Brassard a même parlé du fait qu'une visite planifiée à Drummondville dimanche, alors que les Voltigeurs hisseront son chandail numéro 61 dans les hauteurs du Centre Marcel-Dionne, était « un autre stress de plus dans ma vie en ce moment, j'ai hâte à dimanche pour pouvoir mettre ça derrière moi et de me concentrer sur la saison, même si ça représente beaucoup pour moi... C'est une distraction un peu dans ma tête dont je n'ai pas besoin en ce moment », a-t-il raconté.

Ribeiro le comprend 

Le vétéran des Predators Mike Ribeiro, qui avait un début de saison similaire à Brassard (un but et six passes, une de plus que lui), pouvait comprendre comment son compatriote pouvait éprouver des difficultés à trouver ses repères en débarquant dans un nouveau vestiaire.

« Tu essaies de trouver ta place, même si c'est juste dans les warm ups ou avant les matches, quand tu vas embarquer sur la glace, tout le monde a leur routine. Juste là, c'est un ajustement, et après, des nouveaux coéquipiers, des nouveaux entraîneurs. La seule façon de t'en sortir, c'est de travailler fort et de bonnes choses vont t'arriver. Derick est un très bon joueur, très intelligent. S'il avait eu le même début de saison à Columbus, personne n'en aurait entendu parler. Il faut juste lui donner du temps », a souligné l'ancien des Canadiens et de trois autres clubs de la LNH (les Stars, les Capitals et les Coyotes).

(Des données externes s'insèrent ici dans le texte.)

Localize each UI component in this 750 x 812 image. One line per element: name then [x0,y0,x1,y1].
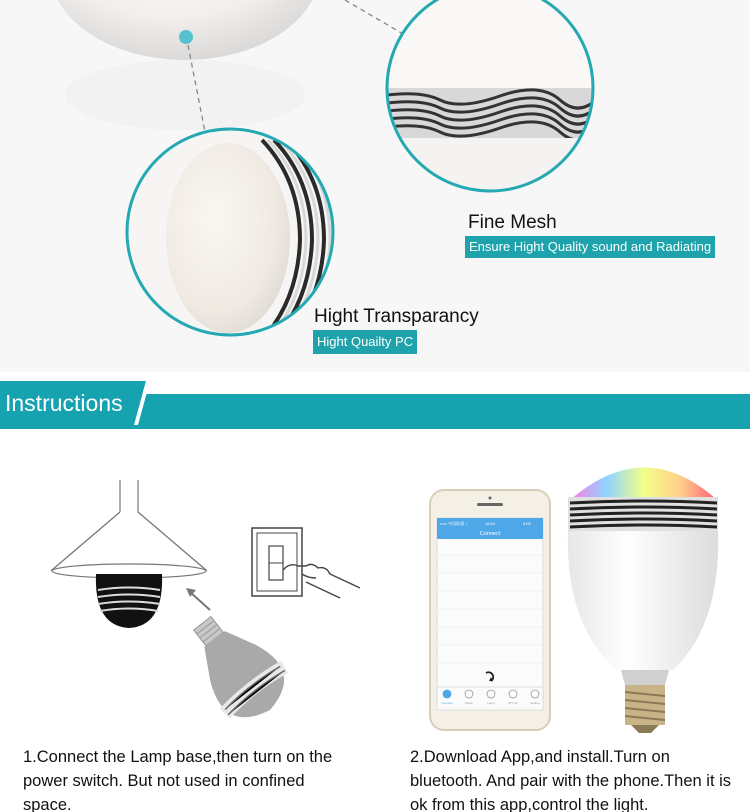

Anderson «sera là plus souvent»

En annonçant que Mike Condon serait le partant contre les Predators, l'entraîneur-chef Guy Boucher a indiqué que Craig Anderson «est là et sera là plus souvent qu'on le pensait, donc on doit donc gérer le nombre de matches qu'il va jouer comme s'il va être ici tout le temps». Alors que son gardien numéro un doit composer avec le diagnostic de cancer de son épouse Nicholle rendu public le 29 octobre dernier, Boucher a qualifié de «luxe» la présence de trois gardiens, avec le retour en santé d'Andrew Hammond, une situation qui sera gérée au quotidien, le club souhaitant probablement envoyer celui-ci pour un séjour de réhabilitation à Binghamton. Anderson devait étrenner un nouveau masque rétro, réplique d'un ancien masque de Damian Rhodes illustrant le Parlement, lors de la période d'échauffement de jeudi. Celui-ci comporte des hommages plus petits à Daniel Alfredsson (on y trouve son nom et numéro 11) et Patrick Lalime. «L'artiste (Sylvie Marsolais) a beaucoup de talent, c'est très réussi», a commenté Anderson. Mais finalement, il a dû s'absenter pour des raisons familiales non-dévoilées. C'est Hammond qui s'est assis sur le banc à sa place.

P.K. et Condon

Pendant qu'il tenait un autre point de presse en matinée avec les nombreux journalistes montréalais venus le voir dans un couloir attenant au vestiaire des visiteurs, P.K. Subban n'a pas vu passer son ancien coéquipier avec les Canadiens Mike Condon, qui s'étirait le cou pour tenter de le saluer. Le défenseur des Predators s'est cependant dit heureux de le voir obtenir une autre chance dans la LNH à Ottawa. «Il travaille tellement fort, il se concentre bien. L'an dernier à Montréal, avec la chance qu'il a eu de jouer (en l'absence de Carey Price), il a bien fait. Je suis content de voir qu'il a une autre opportunité, il la mérite. C'est un gardien qui est difficile à déjouer quand il est à son meilleur», a-t-il souligné.